In these media-fueled times, when war is a television spectacle and
wiping out large numbers of civilians is generally frowned
upon, the perfect weapon would literally stop an enemy in
his tracks, yet harm neither hide nor hair. Such a weapon
might shut down telecommunications networks, disrupt power
supplies, and fry an adversary's countless computers and electronic
gadgets, yet still leave buildings, bridges, and highways
intact. It would strike with precision, in an instant, and
leave behind no trace of where it came from.
In fact, it almost certainly is already here, in the form of high-power
microwave (HPM) weapons. As their name suggests, HPMs generate
an intense "blast" of electromagnetic waves in the microwave
frequency band (hundreds of megahertz to tens of gigahertz)
that is strong enough to overload electrical circuitry. Most
types of matter are transparent to microwaves, but metallic
conductors, like those found in metal-oxide semiconductor
(MOS), metal-semiconductor, and bipolar devices, strongly
absorb them, which in turn heats the material.
Microwave weapons researcher Edl Schamiloglu sits in front of the Pulserad-110A
accelerator, which his lab at the University of New Mexico uses
to produce single 100-nanosecond pulses of electron beams, each
pulse emitting hundreds of megawatts of power.
An HPM weapon can induce currents large enough to melt circuitry.
But even less intense bursts can temporarily disrupt electrical
equipment or permanently damage ICs, causing them to fail
minutes, days, or even weeks later. People caught in the burst
of a microwave weapon would, by contrast, be untouched and
might not even know they'd been hit. (There is, however, an
effort to build a microwave weapon for controlling crowds;
a person subjected to it definitely feels pain and is forced
to retreat.)
"HPM sources are maturing, and one day, in the very near future,
they will help revolutionize how U.S. soldiers fight wars,"

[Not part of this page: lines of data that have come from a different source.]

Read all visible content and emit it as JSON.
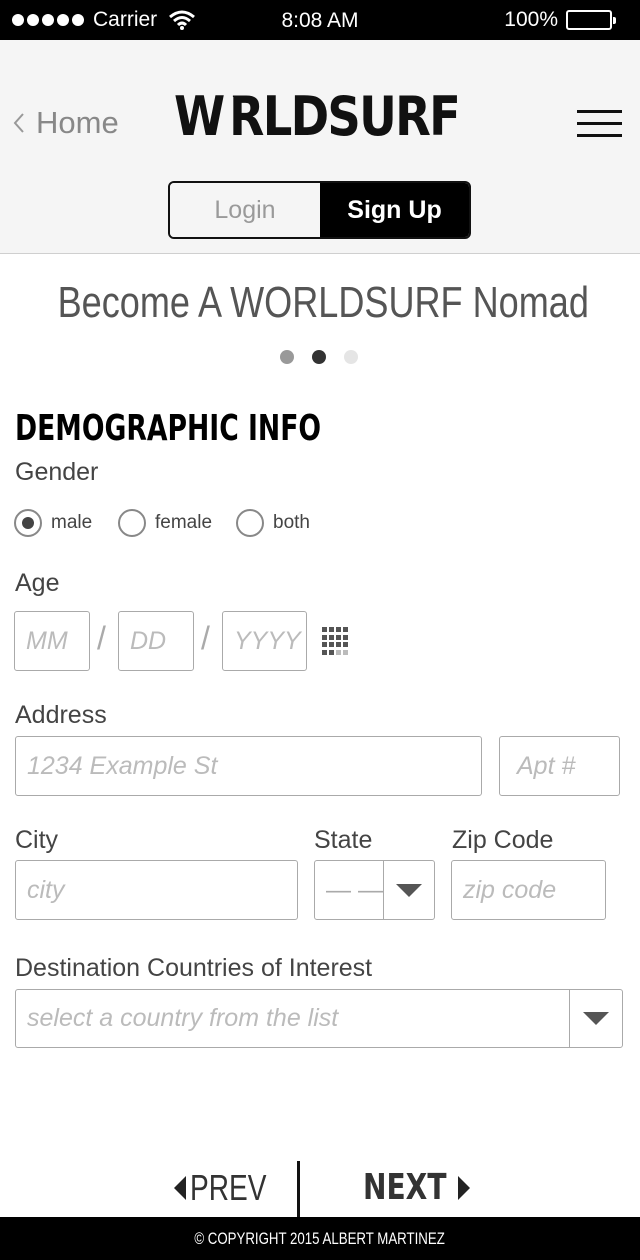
{
  "status_bar": {
    "carrier": "Carrier",
    "time": "8:08 AM",
    "battery": "100%"
  },
  "header": {
    "back_label": "Home",
    "logo_text_before": "W",
    "logo_text_after": "RLDSURF",
    "tabs": {
      "login": "Login",
      "signup": "Sign Up"
    }
  },
  "page": {
    "heading": "Become A WORLDSURF Nomad",
    "section_title": "DEMOGRAPHIC INFO"
  },
  "progress": {
    "current_step": 2,
    "total_steps": 3
  },
  "form": {
    "gender": {
      "label": "Gender",
      "options": [
        "male",
        "female",
        "both"
      ],
      "selected": "male"
    },
    "age": {
      "label": "Age",
      "month_placeholder": "MM",
      "day_placeholder": "DD",
      "year_placeholder": "YYYY",
      "separator": "/"
    },
    "address": {
      "label": "Address",
      "street_placeholder": "1234 Example St",
      "apt_placeholder": "Apt #"
    },
    "city": {
      "label": "City",
      "placeholder": "city"
    },
    "state": {
      "label": "State",
      "value": "— —"
    },
    "zip": {
      "label": "Zip Code",
      "placeholder": "zip code"
    },
    "countries": {
      "label": "Destination Countries of Interest",
      "placeholder": "select a country from the list"
    }
  },
  "nav": {
    "prev": "PREV",
    "next": "NEXT"
  },
  "footer": {
    "copyright": "© COPYRIGHT 2015 ALBERT MARTINEZ"
  },
  "colors": {
    "brand": "#000000",
    "header_bg": "#f5f5f5",
    "muted_text": "#888888",
    "dot_active": "#333333",
    "dot_done": "#999999",
    "dot_pending": "#e5e5e5"
  }
}
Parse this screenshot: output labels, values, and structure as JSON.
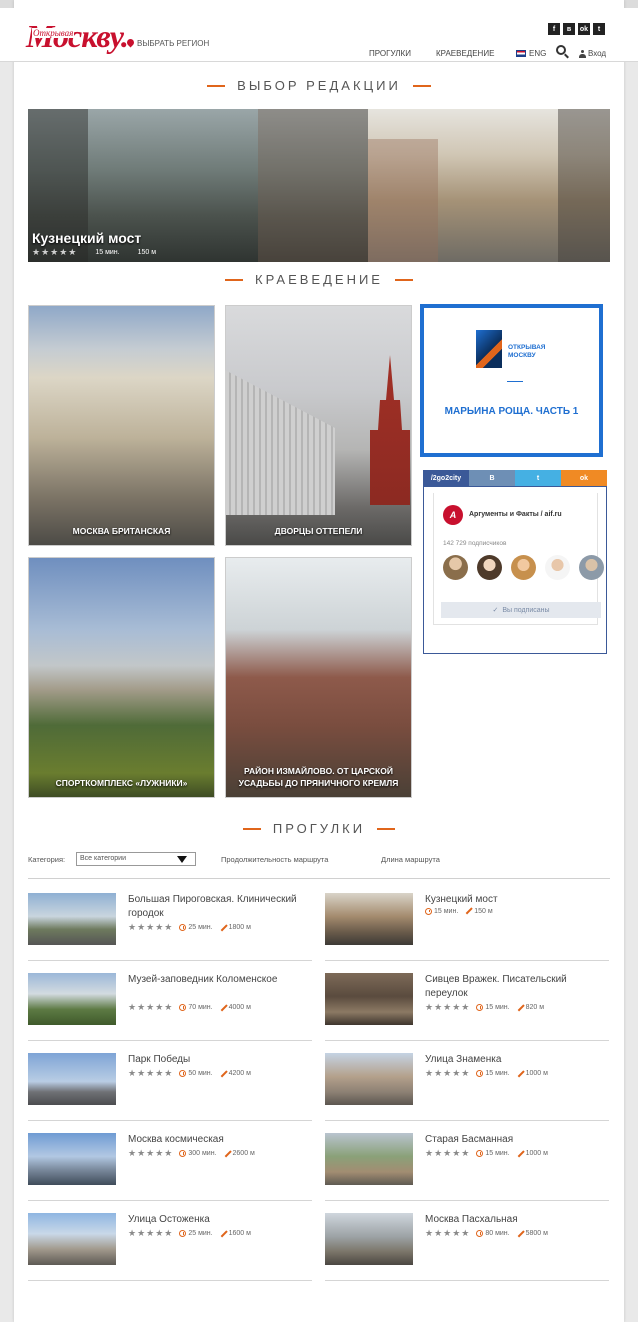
{
  "header": {
    "logo_small": "Открывая",
    "logo_big": "Москву.",
    "region": "ВЫБРАТЬ РЕГИОН",
    "social": [
      "f",
      "в",
      "ok",
      "t"
    ],
    "nav": {
      "walks": "ПРОГУЛКИ",
      "kraev": "КРАЕВЕДЕНИЕ",
      "lang": "ENG",
      "login": "Вход"
    }
  },
  "editors": {
    "title": "ВЫБОР РЕДАКЦИИ",
    "hero": {
      "name": "Кузнецкий мост",
      "stars": "★★★★★",
      "time": "15 мин.",
      "distance": "150 м"
    }
  },
  "kraev": {
    "title": "КРАЕВЕДЕНИЕ",
    "tiles": [
      {
        "label": "МОСКВА БРИТАНСКАЯ"
      },
      {
        "label": "ДВОРЦЫ ОТТЕПЕЛИ"
      },
      {
        "label": "СПОРТКОМПЛЕКС «ЛУЖНИКИ»"
      },
      {
        "label": "РАЙОН ИЗМАЙЛОВО. ОТ ЦАРСКОЙ УСАДЬБЫ ДО ПРЯНИЧНОГО КРЕМЛЯ"
      }
    ]
  },
  "ad": {
    "brand_line1": "ОТКРЫВАЯ",
    "brand_line2": "МОСКВУ",
    "text": "МАРЬИНА РОЩА. ЧАСТЬ 1"
  },
  "social_widget": {
    "tabs": {
      "fb": "/2go2city",
      "vk": "В",
      "tw": "t",
      "ok": "ok"
    },
    "logo": "A",
    "group_name": "Аргументы и Факты / aif.ru",
    "subscribers": "142 729 подписчиков",
    "subscribed": "Вы подписаны",
    "avatar_colors": [
      "#8a6e4b",
      "#b48a62",
      "#c7904d",
      "#3d3a36",
      "#8c9aa8"
    ]
  },
  "walks": {
    "title": "ПРОГУЛКИ",
    "filters": {
      "category_label": "Категория:",
      "category_value": "Все категории",
      "duration": "Продолжительность маршрута",
      "length": "Длина маршрута"
    },
    "items": [
      {
        "title": "Большая Пироговская. Клинический городок",
        "stars": "★★★★★",
        "time": "25 мин.",
        "distance": "1800 м"
      },
      {
        "title": "Кузнецкий мост",
        "stars": "",
        "time": "15 мин.",
        "distance": "150 м"
      },
      {
        "title": "Музей-заповедник Коломенское",
        "stars": "★★★★★",
        "time": "70 мин.",
        "distance": "4000 м"
      },
      {
        "title": "Сивцев Вражек. Писательский переулок",
        "stars": "★★★★★",
        "time": "15 мин.",
        "distance": "820 м"
      },
      {
        "title": "Парк Победы",
        "stars": "★★★★★",
        "time": "50 мин.",
        "distance": "4200 м"
      },
      {
        "title": "Улица Знаменка",
        "stars": "★★★★★",
        "time": "15 мин.",
        "distance": "1000 м"
      },
      {
        "title": "Москва космическая",
        "stars": "★★★★★",
        "time": "300 мин.",
        "distance": "2600 м"
      },
      {
        "title": "Старая Басманная",
        "stars": "★★★★★",
        "time": "15 мин.",
        "distance": "1000 м"
      },
      {
        "title": "Улица Остоженка",
        "stars": "★★★★★",
        "time": "25 мин.",
        "distance": "1600 м"
      },
      {
        "title": "Москва Пасхальная",
        "stars": "★★★★★",
        "time": "80 мин.",
        "distance": "5800 м"
      }
    ]
  }
}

says Edl Schamiloglu, a professor of electrical and computer
engineering at the University of New Mexico in Albuquerque
and one of the leading researchers in this burgeoning field.
The fact that we seldom hear about HPM weapons only adds to their exoticism.
Last spring, stories leaked to the press suggested that the
Pentagon, after decades of research, had finally deployed
such a device in Iraq. And when news footage showed a U.S.
bomb destroying an Iraqi TV station, many informed onlookers
suspected it was an electromagnetic "e-bomb."
"I saw the detonation, and then I saw the burst—which wasn't
much. If they took the station out with that blast, I strongly
suspect that we used Iraq as a proving ground" for HPMs, says
Howard Seguine, an expert on emerging weapons technology with
Decisive Analytics Corp., in Arlington, Va.